Ahora bien, ¿cuándo ocurrió que las promesas comenzaron a hacerse para aumentar el consumo de un producto y por ende acrecentar su venta? Con la aparición de la publicidad, una técnica que busca, a través de los medios de comunicación, activar el consumo de un producto mediante un mensaje persuasivo.

Uno de los primeros avisos publicitarios, de casi tres mil años de antigüedad, es un papiro egipcio encontrado en Tebas, que guarda hoy el Museo Británico de Londres y que señala: «Habiendo huido el esclavo Shem de su patrono Hapu, el tejedor, invita a todos los buenos ciudadanos de Tebas a encontrarlo. Es un hitita, de cinco pies de alto, de robusta complexión y ojos castaños. Se ofrece media pieza de oro a quien dé información acerca de su paradero; a quien lo devuelva a la tienda de Hapu, el tejedor, donde se tejen las más bellas telas al gusto de cada uno, se le entregará una pieza entera de oro».

La frase en itálicas muestra un incipiente pregón, la semilla de las publicidades que hoy abundan en la pantalla de nuestra televisión, la radio, la vía pública, la prensa, las revistas, y en lanzamientos y fiestas comerciales, entre otros medios. Hacia mediados del siglo xix aparecieron los agentes publicitarios, y en el novecientos las agencias se profesionalizaron; había surgido el publicista y alguien cercano, el analista de marketing. Hoy el oficio se ha ampliado y especializado en diversas responsabilidades: unos dialogan con los clientes y detallan las necesidades publicitarias de la empresa, otros imaginan una idea atractiva para vender el producto, y hay quienes se encargan de diseñarlo (si se trata de un aviso gráfico) o hacer que se ejecute (si es televisivo o radial).

Generalmente el publicista es una persona ingeniosa, actualizada, atenta a las tendencias de comunicación, un verdadero estratega de la seducción, capaz de adherir al producto una promesa, una aspiración. Trabaja mucho ante la computadora y por eso es importante que lo haga cómodamente, y que cuide la buena postura para conservar la salud de la columna. También debe controlar el estrés, que suele ser intenso en su ocupada vida.

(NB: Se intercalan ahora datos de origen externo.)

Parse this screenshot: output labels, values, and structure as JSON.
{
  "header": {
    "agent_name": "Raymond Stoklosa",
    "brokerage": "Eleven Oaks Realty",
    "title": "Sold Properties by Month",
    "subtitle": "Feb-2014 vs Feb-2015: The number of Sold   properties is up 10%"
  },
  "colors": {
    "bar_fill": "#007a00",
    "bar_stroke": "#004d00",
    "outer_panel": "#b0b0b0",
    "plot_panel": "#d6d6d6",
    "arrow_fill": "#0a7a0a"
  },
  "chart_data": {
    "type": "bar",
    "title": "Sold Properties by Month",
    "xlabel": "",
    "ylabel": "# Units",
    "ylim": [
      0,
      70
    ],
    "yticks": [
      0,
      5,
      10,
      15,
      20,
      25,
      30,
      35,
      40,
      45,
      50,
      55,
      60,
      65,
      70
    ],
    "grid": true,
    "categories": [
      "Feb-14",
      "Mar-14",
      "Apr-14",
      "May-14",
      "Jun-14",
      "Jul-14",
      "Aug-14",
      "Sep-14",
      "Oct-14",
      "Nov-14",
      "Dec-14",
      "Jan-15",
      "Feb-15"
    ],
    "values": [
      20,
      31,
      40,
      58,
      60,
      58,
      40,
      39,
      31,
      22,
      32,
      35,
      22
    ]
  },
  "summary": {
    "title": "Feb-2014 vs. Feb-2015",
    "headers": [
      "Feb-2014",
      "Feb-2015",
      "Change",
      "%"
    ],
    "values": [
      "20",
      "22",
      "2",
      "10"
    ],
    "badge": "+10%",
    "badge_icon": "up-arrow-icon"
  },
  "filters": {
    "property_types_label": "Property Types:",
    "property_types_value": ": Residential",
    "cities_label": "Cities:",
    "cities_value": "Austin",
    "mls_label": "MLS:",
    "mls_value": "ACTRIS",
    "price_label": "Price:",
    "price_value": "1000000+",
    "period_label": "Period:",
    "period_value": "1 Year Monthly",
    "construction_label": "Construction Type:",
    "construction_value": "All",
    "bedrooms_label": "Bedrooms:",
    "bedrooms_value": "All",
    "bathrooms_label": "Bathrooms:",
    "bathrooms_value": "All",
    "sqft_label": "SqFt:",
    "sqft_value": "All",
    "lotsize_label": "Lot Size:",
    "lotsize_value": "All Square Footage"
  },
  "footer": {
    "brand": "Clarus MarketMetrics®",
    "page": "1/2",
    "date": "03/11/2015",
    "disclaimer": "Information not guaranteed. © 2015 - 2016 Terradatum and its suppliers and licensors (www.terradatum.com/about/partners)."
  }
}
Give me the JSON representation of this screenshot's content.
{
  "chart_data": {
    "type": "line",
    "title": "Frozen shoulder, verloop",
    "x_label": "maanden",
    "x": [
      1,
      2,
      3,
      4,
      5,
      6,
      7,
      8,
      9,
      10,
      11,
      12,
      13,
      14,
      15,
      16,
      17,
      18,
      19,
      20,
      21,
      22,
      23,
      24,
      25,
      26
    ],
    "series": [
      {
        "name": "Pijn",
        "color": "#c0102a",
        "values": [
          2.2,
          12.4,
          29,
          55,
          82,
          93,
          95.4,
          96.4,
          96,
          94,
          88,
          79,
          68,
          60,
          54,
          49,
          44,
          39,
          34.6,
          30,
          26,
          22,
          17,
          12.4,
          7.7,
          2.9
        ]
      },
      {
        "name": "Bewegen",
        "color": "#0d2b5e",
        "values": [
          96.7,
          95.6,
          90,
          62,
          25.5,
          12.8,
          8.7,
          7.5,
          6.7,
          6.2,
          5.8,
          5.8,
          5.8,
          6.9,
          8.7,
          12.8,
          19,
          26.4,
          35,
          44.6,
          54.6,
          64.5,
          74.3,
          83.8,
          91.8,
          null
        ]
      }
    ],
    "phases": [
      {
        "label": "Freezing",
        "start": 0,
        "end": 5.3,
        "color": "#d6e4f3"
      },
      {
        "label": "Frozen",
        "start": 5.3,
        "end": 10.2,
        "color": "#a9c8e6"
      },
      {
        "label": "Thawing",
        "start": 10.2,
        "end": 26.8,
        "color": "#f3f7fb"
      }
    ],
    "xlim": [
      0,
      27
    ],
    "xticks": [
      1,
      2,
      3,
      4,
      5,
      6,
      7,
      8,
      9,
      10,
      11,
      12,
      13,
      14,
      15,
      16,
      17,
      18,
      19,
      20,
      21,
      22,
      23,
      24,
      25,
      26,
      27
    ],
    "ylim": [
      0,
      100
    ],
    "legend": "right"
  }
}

El producto ofrecido en un cartel, a un lado de la ruta, en el aviso radial, en el volante, en el cielo, con letras móviles que arrastra una avioneta, juega a ser alfombra mágica y también lámpara mágica. Y el comprador es Aladino, esperando la genialidad de algo que promete un cambio: la elegancia, una tostada riquísima, un antigripal efectivo.